Employees, blocked from selling their sizeable investments in Enron stock, saw their retirement savings disappear.
Now, with the federal government investigating possible criminal wrongdoing by the company's top executives, employees are quietly pointing investigators toward the man they think most responsible for the fiasco: former Chief Executive Officer Jeffrey Skilling.
The San Francisco Chronicle quotes Enron workers as saying they won't hesitate to implicate Skilling if investigators ask probing questions about the company's business dealings - which they will.
"People are p----- as hell at the guy," one well-placed Enron employee told the newspaper. "We think he saw what was coming and bailed out on us."
The Chronicle notes that Skilling resigned as CEO in August, well before accounting irregularities came to light that would cause Enron's stock to plunge more than 99 percent and force the firm to seek bankruptcy protection last month.

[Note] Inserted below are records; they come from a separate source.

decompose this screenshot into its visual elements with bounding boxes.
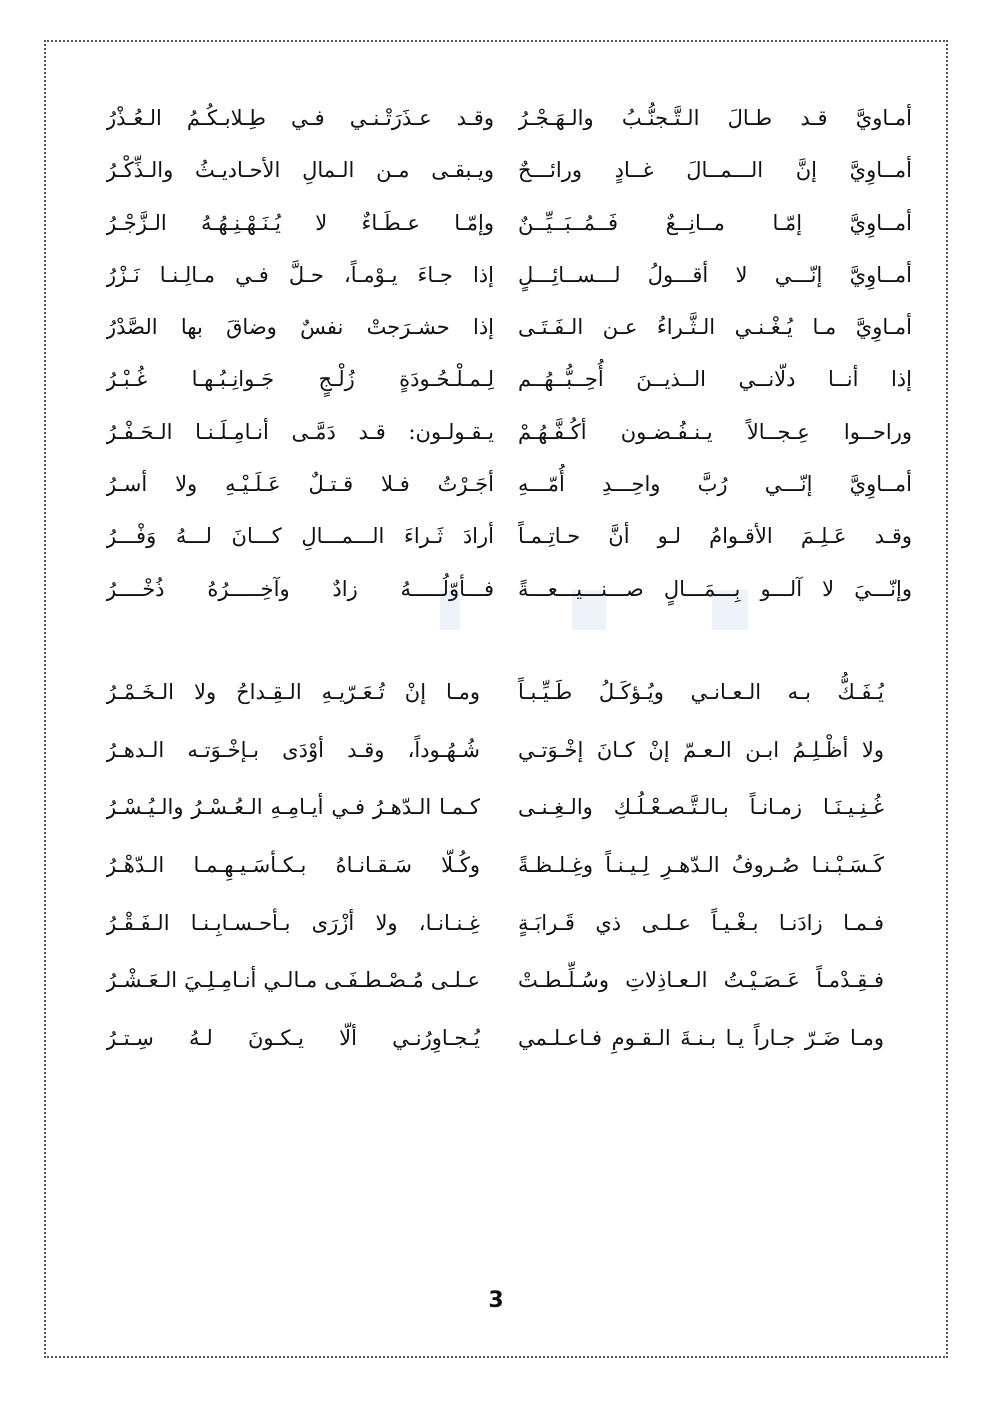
verse-second-half: غِـنـانـا، ولا أزْرَى بـأحـسـابِـنـا الـفَـقْـرُ bbox=[106, 910, 480, 935]
verse-second-half: عـلـى مُـصْـطـفَـى مـالـي أنـامِـلِـيَ الـعَـشْـرُ bbox=[106, 968, 480, 993]
verse bbox=[100, 960, 912, 1018]
verse-second-half: ويـبقـى مـن الـمالِ الأحـاديـثُ والـذِّكْـرُ bbox=[106, 158, 494, 183]
verse-second-half: وإمّـا عـطَـاءٌ لا يُـنَـهْـنِـهُـهُ الـزَّجْـرُ bbox=[106, 210, 494, 235]
verse bbox=[100, 412, 912, 464]
verse-second-half: يُـجـاوِرُنـي ألّا يـكـونَ لـهُ سِـتـرُ bbox=[106, 1026, 480, 1051]
verse-second-half: إذا جـاءَ يـوْمـاً، حـلَّ فـي مـالِـنـا نَـزْرُ bbox=[106, 262, 494, 287]
verse-second-half: أرادَ ثَـراءَ الـــمـــالِ كـــانَ لـــهُ وَفْـــرُ bbox=[106, 524, 494, 549]
verse-first-half: وراحــوا عِـجــالاً يـنـفُـضـون أكُـفَّـهُـمْ bbox=[518, 419, 912, 444]
verse-second-half: وقـد عـذَرَتْـنـي فـي طِـلابـكُـمُ الـعُـذْرُ bbox=[106, 106, 494, 130]
verse-second-half: يـقـولـون: قـد دَمَّـى أنـامِـلَـنـا الـحَـفْـرُ bbox=[106, 419, 494, 444]
verse-first-half: أمــاوِيَّ إمّـا مــانِــعٌ فَــمُــبَــيِّــنٌ bbox=[518, 210, 912, 235]
verse-second-half: شُـهُـوداً، وقـد أوْدَى بـإخْـوَتـه الـدهـرُ bbox=[106, 737, 480, 762]
verse bbox=[100, 150, 912, 202]
verse bbox=[100, 359, 912, 411]
verse bbox=[100, 516, 912, 568]
verse-first-half: وقـد عَـلِـمَ الأقـوامُ لـو أنَّ حـاتِـمـاً bbox=[518, 524, 912, 549]
verse bbox=[100, 672, 912, 730]
verse-first-half: أمـاويَّ قـد طـالَ الـتَّـجنُّـبُ والـهَـجْـرُ bbox=[518, 106, 912, 130]
verse-first-half: أمــاوِيَّ إنَّ الـــمــالَ غــادٍ ورائـــحٌ bbox=[518, 158, 912, 183]
verse-first-half: ومـا ضَـرّ جـاراً يـا بـنـةَ الـقـومِ فـاعـلـمي bbox=[518, 1026, 884, 1051]
verse bbox=[100, 203, 912, 255]
poem-stanza-2 bbox=[100, 672, 912, 1076]
verse-second-half: لِـمـلْـحُـودَةٍ زُلْـجٍ جَـوانِـبُـهـا غُـبْـرُ bbox=[106, 367, 494, 392]
verse-first-half: كَـسَـبْـنـا صُـروفُ الـدّهـرِ لِـيـنـاً وغِـلـظـةً bbox=[518, 853, 884, 878]
verse-first-half: إذا أنــا دلّانــي الــذيــنَ أُحِــبُّــهُــم bbox=[518, 367, 912, 392]
verse-second-half: فـــأوّلُـــــهُ زادٌ وآخِـــــرُهُ ذُخْــــرُ bbox=[106, 576, 494, 601]
verse-first-half: وإنّـــيَ لا آلـــو بِـــمَـــالٍ صـــنـــيـــعـــةً bbox=[518, 576, 912, 601]
verse bbox=[100, 255, 912, 307]
verse bbox=[100, 787, 912, 845]
verse bbox=[100, 903, 912, 961]
verse-first-half: أمـاوِيَّ مـا يُـغْـنـي الـثَّـراءُ عـن الـفَـتَـى bbox=[518, 315, 912, 340]
verse-second-half: كـمـا الـدّهـرُ فـي أيـامِـهِ الـعُـسْـرُ والـيُـسْـرُ bbox=[106, 795, 480, 820]
verse-second-half: إذا حشـرَجتْ نفسٌ وضاقَ بها الصَّدْرُ bbox=[106, 315, 494, 340]
verse bbox=[100, 464, 912, 516]
verse bbox=[100, 845, 912, 903]
verse bbox=[100, 730, 912, 788]
verse-first-half: أمــاوِيَّ إنّـــي لا أقـــولُ لـــســائِـــلٍ bbox=[518, 262, 912, 287]
verse bbox=[100, 569, 912, 621]
verse bbox=[100, 307, 912, 359]
verse-first-half: أمــاوِيَّ إنّـــي رُبَّ واحِـــدِ أُمّـــهِ bbox=[518, 472, 912, 497]
verse-first-half: فـقِـدْمـاً عَـصَـيْـتُ الـعـاذِلاتِ وسُـلِّـطـتْ bbox=[518, 968, 884, 993]
verse-second-half: وكُـلّا سَـقـانـاهُ بـكـأسَـيـهِـمـا الـدّهْـرُ bbox=[106, 853, 480, 878]
verse-first-half: غُـنِـيـنَـا زمـانـاً بـالـتَّـصـعْـلُـكِ والـغِـنـى bbox=[518, 795, 884, 820]
verse-first-half: يُـفَـكُّ بـه الـعـانـي ويُـؤكَـلُ طَـيِّـبـاً bbox=[518, 680, 884, 704]
page-number: 3 bbox=[488, 1288, 504, 1313]
verse-second-half: ومـا إنْ تُـعَـرّيـهِ الـقِـداحُ ولا الـخَـمْـرُ bbox=[106, 680, 480, 704]
verse-second-half: أجَـرْتُ فـلا قـتـلٌ عَـلَـيْـهِ ولا أسـرُ bbox=[106, 472, 494, 497]
poem-stanza-1 bbox=[100, 98, 912, 621]
verse-first-half: ولا أظْـلِـمُ ابـن الـعـمّ إنْ كـانَ إخْـوَتـي bbox=[518, 737, 884, 762]
verse bbox=[100, 98, 912, 150]
verse bbox=[100, 1018, 912, 1076]
verse-first-half: فـمـا زادَنـا بـغْـيـاً عـلـى ذي قَـرابَـةٍ bbox=[518, 910, 884, 935]
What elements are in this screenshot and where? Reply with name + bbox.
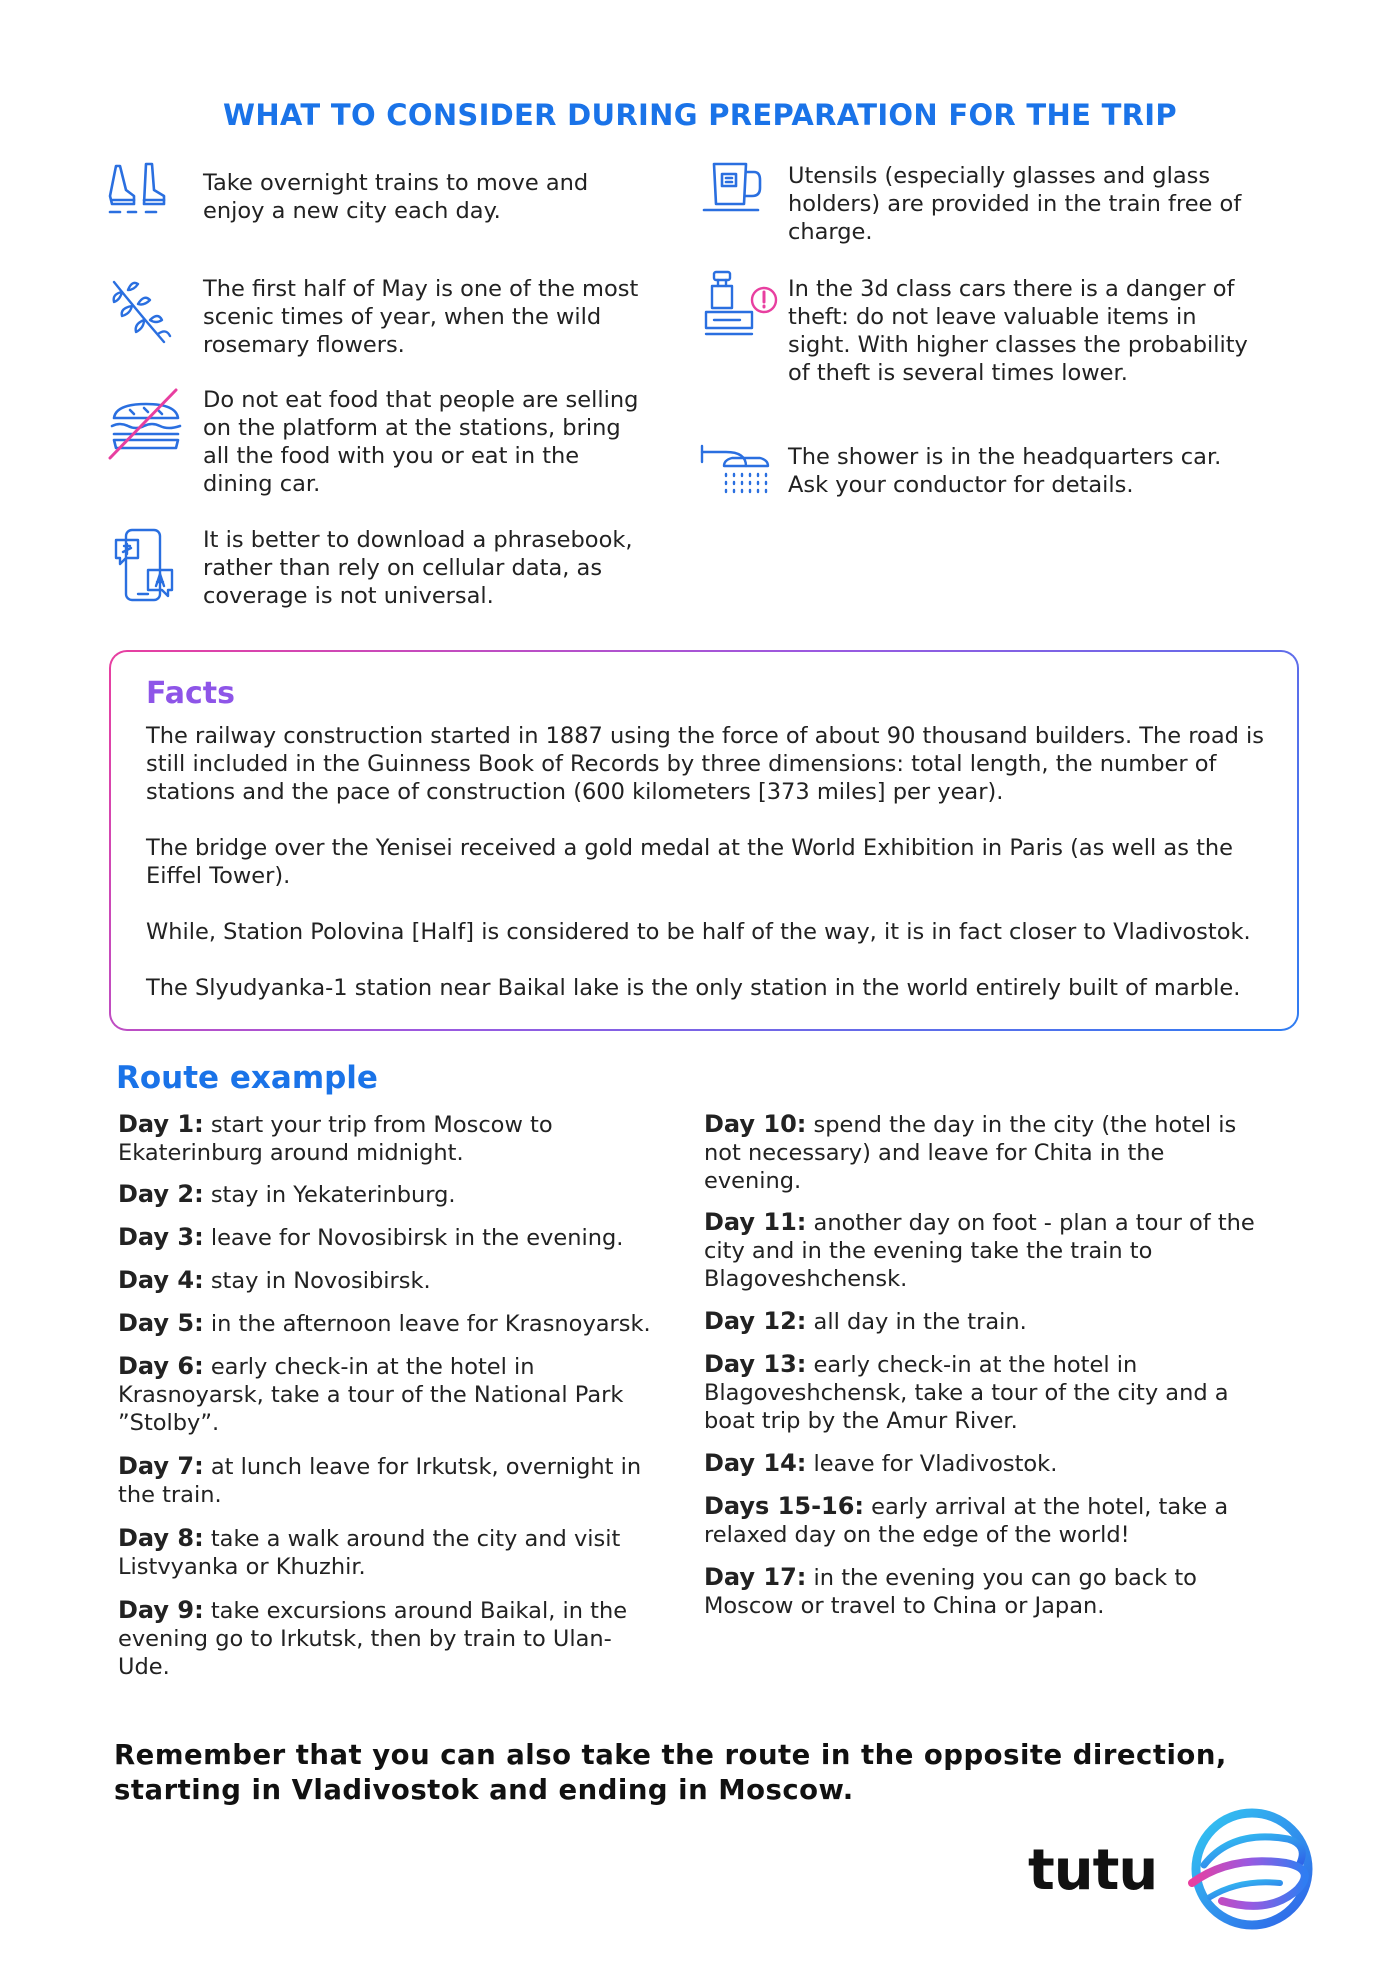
walking-feet-icon	[106, 160, 186, 240]
route-day	[118, 1110, 658, 1167]
route-day	[118, 1524, 658, 1581]
route-title: Route example	[116, 1060, 378, 1096]
tea-glass-holder-icon	[700, 158, 780, 238]
day-label: Day 14:	[704, 1449, 807, 1477]
day-text: leave for Vladivostok.	[806, 1451, 1058, 1477]
day-label: Day 6:	[118, 1352, 204, 1380]
route-day	[118, 1352, 658, 1437]
tip-text: In the 3d class cars there is a danger of theft: do not leave valuable items in sight. With higher classes the probability of theft is several times lower.	[788, 276, 1248, 386]
tip-text: It is better to download a phrasebook, rather than rely on cellular data, as coverage is not universal.	[203, 527, 633, 609]
route-day	[704, 1110, 1264, 1195]
tip-text: Utensils (especially glasses and glass holders) are provided in the train free of charge.	[788, 163, 1242, 245]
day-text: leave for Novosibirsk in the evening.	[203, 1225, 624, 1251]
day-label: Days 15-16:	[704, 1492, 865, 1520]
fact-paragraph: While, Station Polovina [Half] is considered to be half of the way, it is in fact closer to Vladivostok.	[146, 919, 1251, 945]
day-label: Day 12:	[704, 1307, 807, 1335]
rosemary-branch-icon	[108, 272, 188, 352]
tip-text: The first half of May is one of the most scenic times of year, when the wild rosemary flowers.	[203, 276, 639, 358]
route-day	[704, 1563, 1264, 1620]
route-day	[704, 1449, 1264, 1478]
day-text: spend the day in the city (the hotel is not necessary) and leave for Chita in the evening.	[704, 1112, 1237, 1194]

Skilling said his departure after a decade as one of Enron's superstars was for personal reasons.
On Sept. 17, the first trading day after the Sept. 11 terrorist attacks, he made nearly $15 million by selling off about 500,000 Enron shares. This was when Enron was still trading at more than $30 per share.
Enron's stock closed Thursday at just 67 cents, leaving the 401(k) plans of thousands of workers in tatters.
"This was a tragedy," Skilling told an interviewer last month after Enron suffered one of the worst corporate implosions in U.S. history. "I had no idea the company was in anything but excellent shape."
He suggested that the company's former chief financial officer, Andrew Fastow, was to blame for any irregularities.
But Enron employees, many of whom remain fiercely loyal to the company, told the Chronicle that Skilling's declarations of innocence ring hollow.
"Skilling knew more about the deals than he's let on," one worker said, adding that many at Enron share a feeling of betrayal that their former leader is now trying to distance himself from the company.
"We were drinking the Kool-Aid and he was selling stock," the worker said. "I have no reason to think that he didn't see things coming."
Another worker described morale as about as robust as Enron's market value. "This is not a happy place," he said. Worse, employees know that Enron's death spiral has yet to hit bottom.
"I don't think we're there yet," the worker said. "With the political theater we're going to see for the next eight weeks, we'll probably define new lows every day."